In 2011, founder Jeremy Aranda reflected with his brother and father on the uphill battle nonprofits faced in creating impact in their local communities. They observed many nonprofits struggled to measure their work and were often taken advantage of by vendors as they sought to grow and develop. Nonprofits often had minimal budgets, small staffs, outdated technology, and little competent outside support. Their discussion led them to found Mission Matters Group to provide high-quality technology, operational, and management consulting services to nonprofits. At MMG, Jeremy immersed himself in serving nonprofits of all sizes and missions, and the experience was eye opening.

In 2019, Jeremy left MMG to take a full-time role with one of his clients. As a member of the organization’s executive team, his duties included refining programs, redesigning staffing models, refining success metrics, managing government contracts, building relationships, and developing long-term strategy. During this time, Jeremy met and collaborated with Colin LeCroy.

In 2016, Colin, a former corporate attorney, joined the staff of a nonprofit that specialized in crisis counseling. During his time, Colin architected and secured funding for a virtual counseling and services model that has helped thousands of women in Texas negotiate crisis situations. He has also authored, and continues to lobby for, legislation designed to increase access to crisis care.

Yet, after having the opportunity to conduct in-depth interviews with the organization’s caregivers, Colin began to see how much more is needed beyond the initial intervention. Clients may navigate a crisis, but if the fundamentals of their situation had not changed, they were apt to fall right back into a crisis weeks or months later. But a nonprofit’s budget and caseload constraints made it impossible for the organization’s staff to offer the deeply personal, long-term care that was needed to help an individual transition from entrenched instability and serial crises to long-term stability. Colin recognized the need for a new model.

Working together, Jeremy and Colin began discussing with several other nonprofit leaders how nonprofits could support long-term, personal transformation.
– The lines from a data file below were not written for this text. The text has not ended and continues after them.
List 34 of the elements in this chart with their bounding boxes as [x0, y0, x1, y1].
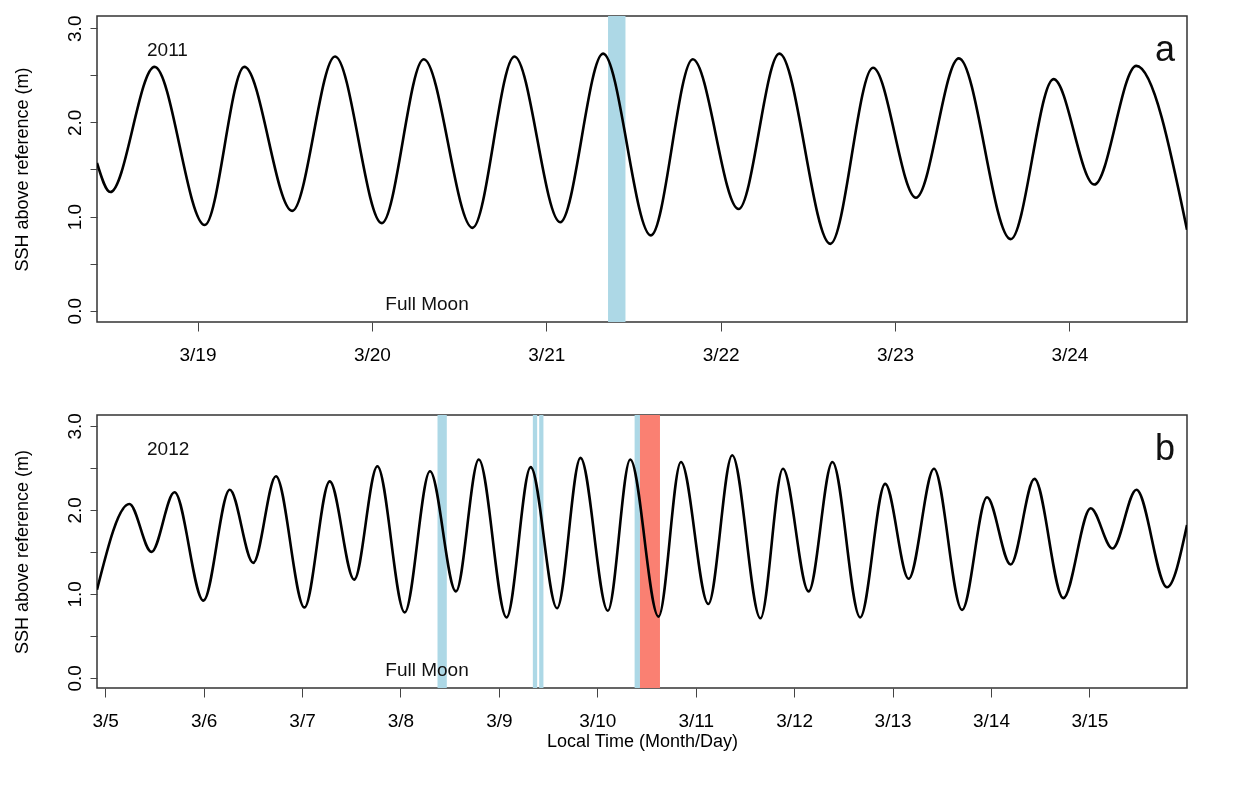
- x-tick-label: 3/10: [579, 709, 617, 731]
- y-tick-label: 2.0: [63, 497, 85, 524]
- x-tick-label: 3/15: [1071, 709, 1109, 731]
- y-tick-label: 1.0: [63, 581, 85, 608]
- annotation: b: [1154, 427, 1175, 468]
- y-tick-label: 0.0: [63, 297, 85, 325]
- x-tick-label: 3/8: [387, 709, 415, 731]
- x-tick-label: 3/5: [92, 709, 119, 731]
- annotation: Full Moon: [385, 293, 469, 314]
- x-tick-label: 3/12: [776, 709, 814, 731]
- x-tick-label: 3/24: [1051, 343, 1089, 365]
- x-tick-label: 3/22: [702, 343, 740, 365]
- x-axis-title: Local Time (Month/Day): [546, 730, 739, 751]
- y-tick-label: 0.0: [63, 665, 85, 692]
- x-tick-label: 3/14: [972, 709, 1011, 731]
- y-tick-label: 3.0: [63, 413, 85, 440]
- y-axis-title: SSH above reference (m): [11, 67, 32, 272]
- annotation: a: [1154, 28, 1176, 69]
- x-tick-label: 3/21: [528, 343, 566, 365]
- annotation: Full Moon: [385, 659, 469, 680]
- y-tick-label: 3.0: [63, 15, 85, 42]
- x-tick-label: 3/19: [179, 343, 217, 365]
- y-axis-title: SSH above reference (m): [11, 449, 32, 655]
- x-tick-label: 3/23: [877, 343, 915, 365]
- annotation: 2012: [147, 438, 190, 459]
- annotation: 2011: [147, 39, 188, 60]
- x-tick-label: 3/13: [874, 709, 912, 731]
- x-tick-label: 3/7: [289, 709, 316, 731]
- x-tick-label: 3/20: [353, 343, 391, 365]
- x-tick-label: 3/11: [678, 709, 715, 731]
- x-tick-label: 3/6: [190, 709, 218, 731]
- y-tick-label: 2.0: [63, 109, 85, 137]
- x-tick-label: 3/9: [486, 709, 513, 731]
- y-tick-label: 1.0: [63, 203, 85, 231]
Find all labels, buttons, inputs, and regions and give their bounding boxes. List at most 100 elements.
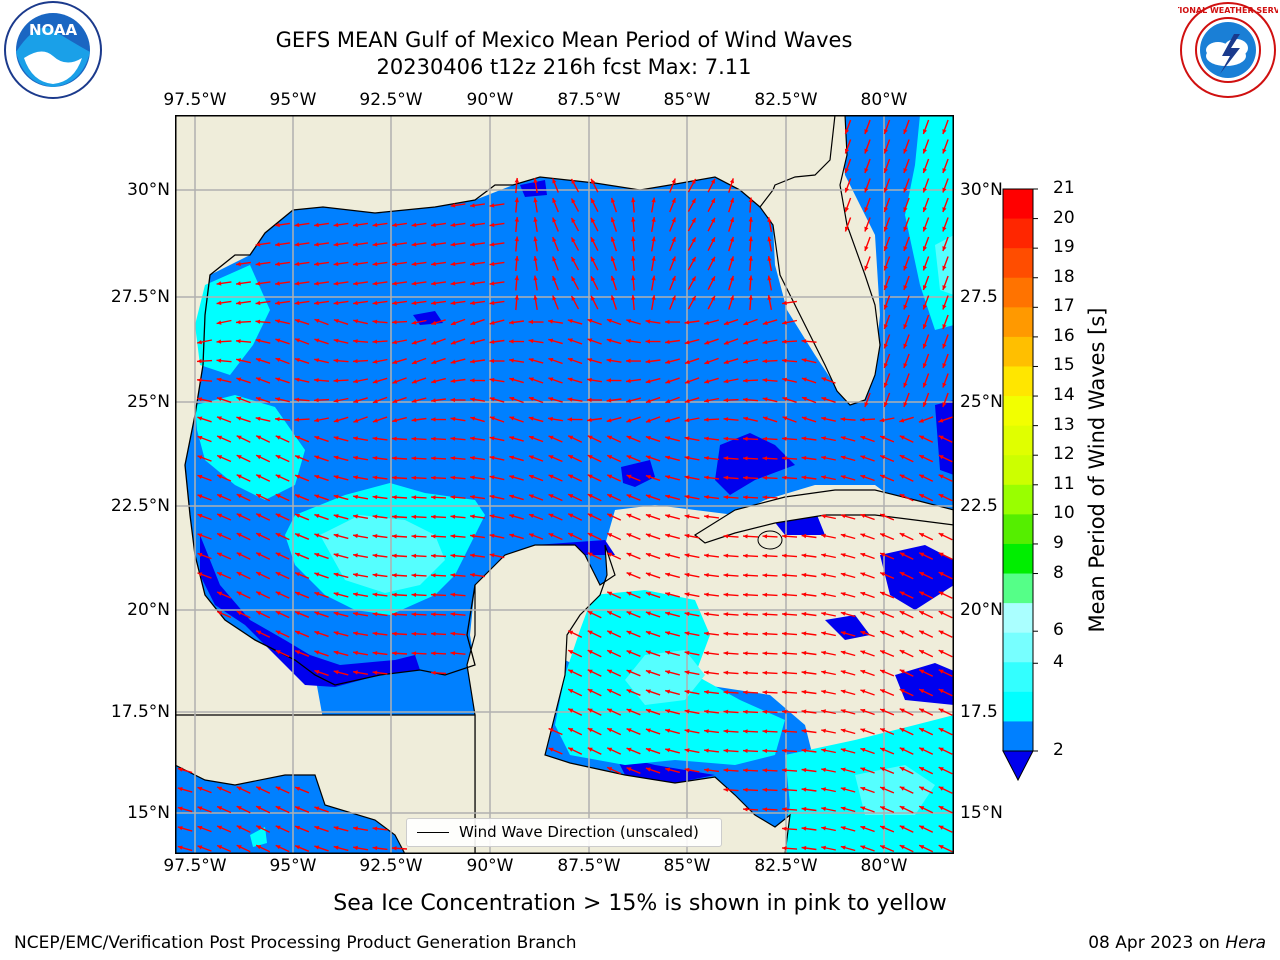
wave-arrow-head bbox=[587, 318, 593, 323]
wave-arrow-head bbox=[275, 786, 281, 791]
wave-arrow-head bbox=[591, 178, 596, 184]
wave-arrow-head bbox=[665, 379, 671, 384]
colorbar-tick-label: 18 bbox=[1053, 266, 1075, 287]
wave-arrow-head bbox=[606, 418, 612, 423]
wave-arrow-head bbox=[704, 514, 709, 519]
wave-arrow-head bbox=[548, 319, 553, 324]
wave-arrow-head bbox=[801, 767, 807, 773]
wave-arrow-head bbox=[392, 514, 397, 519]
wave-arrow-head bbox=[275, 281, 280, 286]
wave-arrow-head bbox=[864, 265, 869, 271]
wave-arrow-head bbox=[723, 631, 729, 636]
wave-arrow-head bbox=[197, 474, 203, 479]
bottom-lon-tick: 92.5°W bbox=[359, 856, 423, 876]
wave-arrow-head bbox=[353, 826, 358, 831]
wave-arrow-head bbox=[548, 728, 554, 733]
wave-arrow-head bbox=[197, 494, 203, 499]
wave-arrow-head bbox=[821, 709, 826, 714]
wave-arrow-head bbox=[295, 494, 300, 499]
wave-arrow-head bbox=[255, 281, 261, 286]
wave-arrow-head bbox=[684, 592, 690, 597]
wave-arrow-head bbox=[671, 237, 676, 242]
wave-arrow-head bbox=[729, 178, 734, 184]
wave-arrow-head bbox=[626, 630, 632, 635]
wave-arrow-head bbox=[489, 514, 495, 519]
wave-arrow-head bbox=[844, 207, 849, 212]
wave-arrow-head bbox=[314, 650, 320, 655]
wave-arrow-head bbox=[704, 612, 709, 617]
wave-arrow-head bbox=[883, 246, 888, 251]
wave-arrow-head bbox=[197, 397, 203, 402]
wave-arrow-head bbox=[743, 553, 748, 558]
wave-arrow-head bbox=[626, 689, 632, 694]
wave-arrow-head bbox=[256, 572, 262, 577]
wave-arrow-head bbox=[431, 340, 437, 345]
wave-arrow-head bbox=[899, 650, 905, 655]
wave-arrow-head bbox=[899, 767, 905, 772]
wave-arrow-head bbox=[607, 650, 613, 655]
wave-arrow-head bbox=[236, 806, 242, 811]
wave-arrow-head bbox=[762, 456, 768, 461]
wave-arrow-head bbox=[333, 338, 339, 343]
wave-arrow-head bbox=[665, 359, 671, 364]
wave-arrow-head bbox=[470, 222, 475, 228]
wave-arrow-head bbox=[197, 845, 203, 850]
wave-arrow-head bbox=[314, 418, 319, 423]
wave-arrow-head bbox=[392, 846, 397, 851]
wave-arrow-head bbox=[275, 806, 281, 811]
wave-arrow-head bbox=[256, 786, 262, 791]
wave-arrow-head bbox=[450, 592, 456, 597]
bottom-lon-tick: 85°W bbox=[663, 856, 711, 876]
wave-arrow-head bbox=[942, 226, 947, 232]
wave-arrow-head bbox=[743, 748, 748, 753]
wave-arrow-head bbox=[665, 418, 671, 423]
wave-arrow-head bbox=[217, 845, 223, 850]
wave-arrow-head bbox=[431, 573, 436, 578]
wave-arrow-head bbox=[275, 357, 281, 362]
wave-arrow-head bbox=[411, 612, 417, 617]
colorbar-segment bbox=[1003, 603, 1033, 634]
wave-arrow-head bbox=[860, 825, 866, 830]
wave-arrow-head bbox=[762, 553, 768, 558]
wave-arrow-head bbox=[509, 533, 515, 538]
wave-arrow-head bbox=[568, 455, 574, 460]
wave-arrow-head bbox=[411, 534, 417, 539]
colorbar bbox=[1002, 188, 1038, 782]
graticule bbox=[175, 115, 954, 854]
wave-arrow-head bbox=[333, 533, 339, 538]
wave-arrow-head bbox=[275, 513, 281, 518]
wave-arrow-head bbox=[684, 631, 690, 636]
wave-arrow-head bbox=[353, 300, 358, 306]
noaa-logo: NOAA bbox=[4, 1, 102, 99]
wave-arrow-head bbox=[631, 256, 636, 261]
wave-arrow-head bbox=[411, 261, 417, 267]
wave-arrow-head bbox=[450, 281, 456, 286]
wave-arrow-head bbox=[782, 846, 787, 851]
wave-arrow-head bbox=[801, 650, 807, 656]
wave-arrow-head bbox=[821, 845, 826, 850]
chart-subtitle: 20230406 t12z 216h fcst Max: 7.11 bbox=[376, 55, 752, 79]
wave-arrow-head bbox=[903, 246, 908, 251]
wave-arrow-head bbox=[450, 340, 456, 345]
wave-arrow-head bbox=[626, 552, 632, 557]
wave-arrow-head bbox=[782, 534, 787, 539]
wave-arrow-head bbox=[533, 295, 538, 300]
wave-arrow-head bbox=[651, 197, 656, 203]
wave-arrow-head bbox=[684, 398, 690, 403]
wave-arrow-head bbox=[723, 417, 729, 422]
bottom-lon-tick: 87.5°W bbox=[557, 856, 621, 876]
wave-arrow-head bbox=[514, 178, 519, 183]
wave-arrow-head bbox=[860, 669, 866, 674]
wave-arrow-head bbox=[631, 275, 636, 281]
wave-arrow-head bbox=[903, 187, 908, 193]
wave-arrow-head bbox=[431, 261, 436, 267]
wave-arrow-head bbox=[880, 786, 886, 791]
left-lat-tick: 27.5°N bbox=[110, 287, 170, 307]
wave-arrow-head bbox=[431, 436, 436, 441]
wave-arrow-head bbox=[762, 416, 768, 421]
wave-arrow-head bbox=[548, 747, 554, 752]
wave-arrow-head bbox=[860, 786, 866, 791]
wave-arrow-head bbox=[762, 631, 768, 636]
wave-arrow-head bbox=[645, 553, 651, 558]
wave-arrow-head bbox=[333, 281, 339, 286]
They agreed on several principles:

• Christians are individually called to serve our neighbors in a way that affirms their dignity, establishes God’s kingdom, and brings peace to their community.
• This service should go beyond an initial crisis response to offer an individual or family the opportunity to build a life consistent with God’s design in which they are free of fear and shame and able to flourish.
• One requisite to escaping inter-generational poverty is developing a set of habits, virtues, and values that support success, and these traits can only be learned in the context of a trusted, long-term, and purposeful relationship with someone who already understands those traits.
• Bureaucratic programs depersonalize care, and transactional social services alone do not enable the relationships that are essential to escaping inter-generational poverty.
• The Church has the human resources to carry out its mission, but it needs help mobilizing them in the service of at-risk families.
• Christians are called to selfless excellence in the service of their neighbors. The Church—individual churches, parachurch ministries, and individual Christians—can do more if they collaborate.

Life on Belay launched in 2020 to pursue this mission. With a collective of talented and experienced leaders with diverse relationships across the nonprofit space, it is committed helping nonprofits, churches, and individuals serve their neighbors and strengthen their communities.